What do you call a man who is too big for an alligator to eat?
A jawbreaker.
What do you call people who are obsessed with crocodiles?
Crocophiles.
What do you call an alligator who kills bugs all day long?
A fumigator.
Any time I wear a t shirt with a picture of a crocodile on it, I feel a little sick.
I think I might be Lacoste intolerant.
What do you call an alligator in a vest?
An investigator!
What do you get when you cross an alligator and a crocodile.
A funeral.
Did you know alligators can grow up to 18 feet?
But most of them only have four!
What do dehydrated alligators drink?
Gatorade.
Why should you never ever play texas hold'em with a crocodile?
You will literally lose every hand.
My favorite music is by Spandau Croc-quet.
Why was the crocodile invited to glamorous parties?
Because she was a snappy dresser.
What is the most effective way to cook a crocodile?
In a croc pot.
If you ever need directions, call for a navi-gator.
What do you call an alligator that makes others fight?
An instigator.
If a crocodile never admits he is wrong, he must be in de-nile..
When a girl saw a sad alligator at the zoo she asked him; hey are you cai-man?
Some people like to play croc-quet.
What do you call it when a Crocodile becomes an Elvis Impersonator?
Crocabilly
The weather's getting colder, I really fancy some hot croc-o-late.
What kind of croc hangs out in back passages around town?
An Alley-gator.
What do you get if you put an alligator in a blender?
Gatorade.
What came first, the alligator or the crocodile?
The dinosaur.
What do you call a reptile that works on a farm?
An irri-gator.
Why shouldn’t you shoot an alligator?
He’ll just bite the bullet and make the best of it.
What do alligators and Windows have in common?
Neither of them has enough bytes!
What happens when an alligator drives a boat?
He becomes a navigator.
A French photographer and his friend from Czechoslovakia were visiting Australia.
Unfortunately, one day they got too close to a nesting site and were attacked and eaten by a pair of crocodiles.
The female ate the Frenchman.
The Czech was in the male.
What do you get if you cross an alligator with a flower?
I don’t know, but I will not smell it!
How many limbs does an alligator have?
It all depends on what he ate for lunch, dinner and breakfast.
What do you call an alligator that’s a very skilled conversationalist?
A dialogator.
A crocodile tried to copy a rooster to wake his friends one morning, he went croc-a-doodle do.
What is a nerdy alligator’s favorite programming language?
Jaw-va.
What do crocodiles wear to keep their legs dry in the water?
Gaiters.
How about the stylish female crocodile, she's every inch a frock-o-dile.
A guy wearing a suit and tie walks into a bar with an alligator…
He walks up to the bartender and asks, “Do you serve lawyers here?”
“Yes sir, we do,” says the bartender.
The guy smiles and says, “Great.
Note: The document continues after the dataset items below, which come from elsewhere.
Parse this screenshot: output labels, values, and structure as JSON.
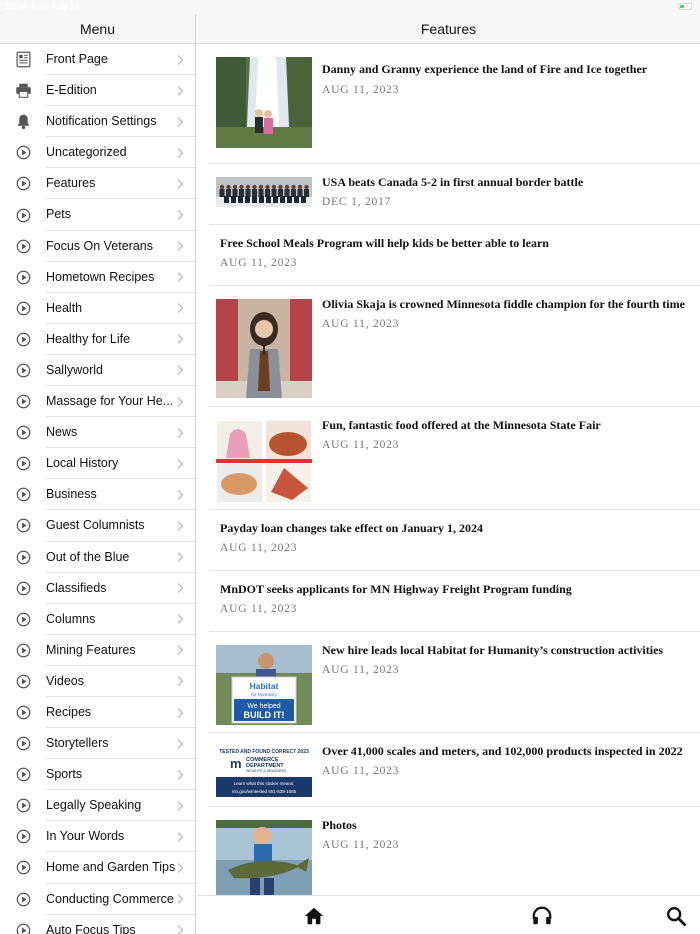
{
  "status": {
    "time": "12:34",
    "date": "Mon Aug 14"
  },
  "sidebar": {
    "title": "Menu",
    "items": [
      {
        "label": "Front Page",
        "icon": "document-icon"
      },
      {
        "label": "E-Edition",
        "icon": "printer-icon"
      },
      {
        "label": "Notification Settings",
        "icon": "bell-icon"
      },
      {
        "label": "Uncategorized",
        "icon": "play-circle-icon"
      },
      {
        "label": "Features",
        "icon": "play-circle-icon"
      },
      {
        "label": "Pets",
        "icon": "play-circle-icon"
      },
      {
        "label": "Focus On Veterans",
        "icon": "play-circle-icon"
      },
      {
        "label": "Hometown Recipes",
        "icon": "play-circle-icon"
      },
      {
        "label": "Health",
        "icon": "play-circle-icon"
      },
      {
        "label": "Healthy for Life",
        "icon": "play-circle-icon"
      },
      {
        "label": "Sallyworld",
        "icon": "play-circle-icon"
      },
      {
        "label": "Massage for Your He...",
        "icon": "play-circle-icon"
      },
      {
        "label": "News",
        "icon": "play-circle-icon"
      },
      {
        "label": "Local History",
        "icon": "play-circle-icon"
      },
      {
        "label": "Business",
        "icon": "play-circle-icon"
      },
      {
        "label": "Guest Columnists",
        "icon": "play-circle-icon"
      },
      {
        "label": "Out of the Blue",
        "icon": "play-circle-icon"
      },
      {
        "label": "Classifieds",
        "icon": "play-circle-icon"
      },
      {
        "label": "Columns",
        "icon": "play-circle-icon"
      },
      {
        "label": "Mining Features",
        "icon": "play-circle-icon"
      },
      {
        "label": "Videos",
        "icon": "play-circle-icon"
      },
      {
        "label": "Recipes",
        "icon": "play-circle-icon"
      },
      {
        "label": "Storytellers",
        "icon": "play-circle-icon"
      },
      {
        "label": "Sports",
        "icon": "play-circle-icon"
      },
      {
        "label": "Legally Speaking",
        "icon": "play-circle-icon"
      },
      {
        "label": "In Your Words",
        "icon": "play-circle-icon"
      },
      {
        "label": "Home and Garden Tips",
        "icon": "play-circle-icon"
      },
      {
        "label": "Conducting Commerce",
        "icon": "play-circle-icon"
      },
      {
        "label": "Auto Focus Tips",
        "icon": "play-circle-icon"
      }
    ]
  },
  "main": {
    "title": "Features",
    "articles": [
      {
        "title": "Danny and Granny experience the land of Fire and Ice together",
        "date": "AUG 11, 2023",
        "image": "waterfall"
      },
      {
        "title": "USA beats Canada 5-2 in first annual border battle",
        "date": "DEC 1, 2017",
        "image": "team"
      },
      {
        "title": "Free School Meals Program will help kids be better able to learn",
        "date": "AUG 11, 2023",
        "image": ""
      },
      {
        "title": "Olivia Skaja is crowned Minnesota fiddle champion for the fourth time",
        "date": "AUG 11, 2023",
        "image": "fiddle"
      },
      {
        "title": "Fun, fantastic food offered at the Minnesota State Fair",
        "date": "AUG 11, 2023",
        "image": "food"
      },
      {
        "title": "Payday loan changes take effect on January 1, 2024",
        "date": "AUG 11, 2023",
        "image": ""
      },
      {
        "title": "MnDOT seeks applicants for MN Highway Freight Program funding",
        "date": "AUG 11, 2023",
        "image": ""
      },
      {
        "title": "New hire leads local Habitat for Humanity’s construction activities",
        "date": "AUG 11, 2023",
        "image": "habitat"
      },
      {
        "title": "Over 41,000 scales and meters, and 102,000 products inspected in 2022",
        "date": "AUG 11, 2023",
        "image": "commerce"
      },
      {
        "title": "Photos",
        "date": "AUG 11, 2023",
        "image": "fish"
      }
    ],
    "habitat_sign": {
      "brand": "Habitat",
      "brand_sub": "for Humanity",
      "line1": "We helped",
      "line2": "BUILD IT!"
    },
    "commerce_sticker": {
      "top": "TESTED AND FOUND CORRECT 2023",
      "dept1": "COMMERCE",
      "dept2": "DEPARTMENT",
      "dept3": "WEIGHTS & MEASURES",
      "learn": "Learn what this sticker means:",
      "url": "mn.gov/wmtested",
      "phone": "651-539-1555"
    }
  },
  "tabbar": {
    "tabs": [
      "home-icon",
      "headphones-icon",
      "search-icon"
    ]
  },
  "colors": {
    "header_bg": "#f7f7f7",
    "divider": "#e2e2e2",
    "date": "#777777",
    "icon": "#555555"
  }
}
Then I’ll have a beer, and my ‘gator will have a lawyer.”
What’s worse than one crocodile coming to dinner?
Two crocodiles coming to dinner.
If someone says, “See you later alligator,” you must respond with, “In a while crocodile.”
It’s in the bye laws.
Did you hear about the crocodile who was unable to mate?
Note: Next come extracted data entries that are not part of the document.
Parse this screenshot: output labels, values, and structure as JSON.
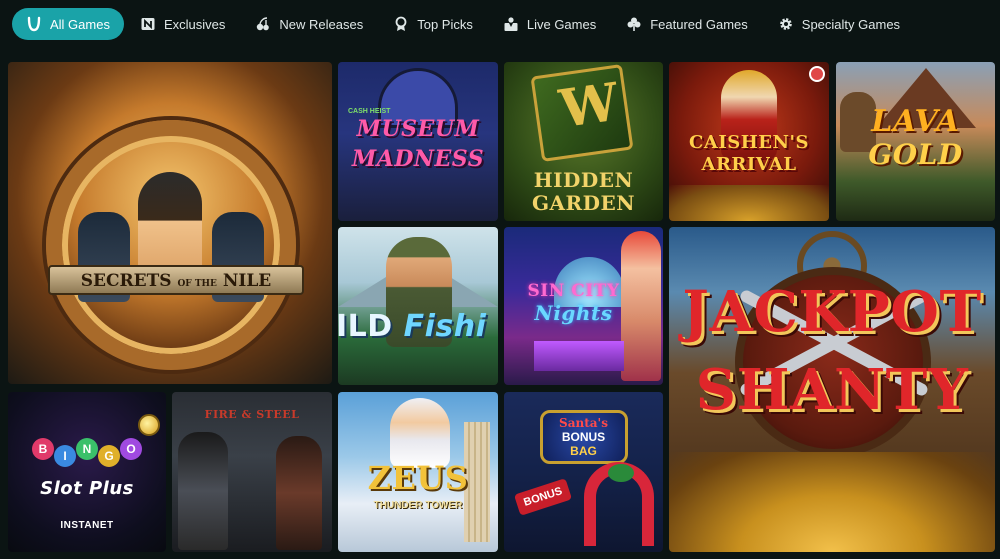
{
  "nav": {
    "items": [
      {
        "label": "All Games",
        "icon": "horseshoe-icon",
        "active": true
      },
      {
        "label": "Exclusives",
        "icon": "exclusives-badge-icon"
      },
      {
        "label": "New Releases",
        "icon": "cherries-icon"
      },
      {
        "label": "Top Picks",
        "icon": "award-ribbon-icon"
      },
      {
        "label": "Live Games",
        "icon": "live-dealer-icon"
      },
      {
        "label": "Featured Games",
        "icon": "clover-icon"
      },
      {
        "label": "Specialty Games",
        "icon": "gear-icon"
      }
    ]
  },
  "colors": {
    "background": "#0b1413",
    "accent": "#1aa3a8"
  },
  "games": {
    "secrets_nile": {
      "title_main": "SECRETS",
      "title_of": "OF THE",
      "title_end": "NILE"
    },
    "museum": {
      "tag": "CASH HEIST",
      "line1": "MUSEUM",
      "line2": "MADNESS"
    },
    "hidden_garden": {
      "line1": "HIDDEN",
      "line2": "GARDEN"
    },
    "caishens": {
      "line1": "CAISHEN'S",
      "line2": "ARRIVAL"
    },
    "lava_gold": {
      "line1": "LAVA",
      "line2": "GOLD"
    },
    "wild_fishin": {
      "line1": "ILD",
      "line2": "Fishi"
    },
    "sin_city": {
      "line1": "SIN CITY",
      "line2": "Nights"
    },
    "jackpot_shanty": {
      "line1": "JACKPOT",
      "line2": "SHANTY"
    },
    "bingo": {
      "letters": [
        "B",
        "I",
        "N",
        "G",
        "O"
      ],
      "line2": "Slot Plus",
      "footer": "INSTANET"
    },
    "fire_steel": {
      "line1": "FIRE & STEEL"
    },
    "zeus": {
      "line1": "ZEUS",
      "line2": "THUNDER TOWER"
    },
    "santas": {
      "line1": "Santa's",
      "line2": "BONUS",
      "line3": "BAG",
      "badge": "BONUS"
    }
  }
}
He had a reptile dysfunction.
Did you hear about the constipated crocodile?
It was a crockashit.
What did the alligator say to the other alligator that was in the way?
“Please move, I need to get bayou.”
Did you here about the croc with a serious drug addiction?
It was a crackodile.
Why don’t alligators watch movies?
Because they live in swamps.
My pet crocodile needs help
Can I give him gatorade or does it only work for alligators?
What do you call a crocodile that likes to bowl?
An alley-gator!
Why are alligator comedians so funny?
Their wit is as razor sharp as their teeth!
Who gives crocodiles presents on Christmas?
Santa Jaws!
What is a crocodiles favourite dessert?
Brandy snaps.
Have you seen the gators on skateboards, they are great alli-skaters.
What do you call an alligator that sneaks up and bites you from behind?
A tail-gator.
I’ll have a crocodile sandwich please, and make it snappy!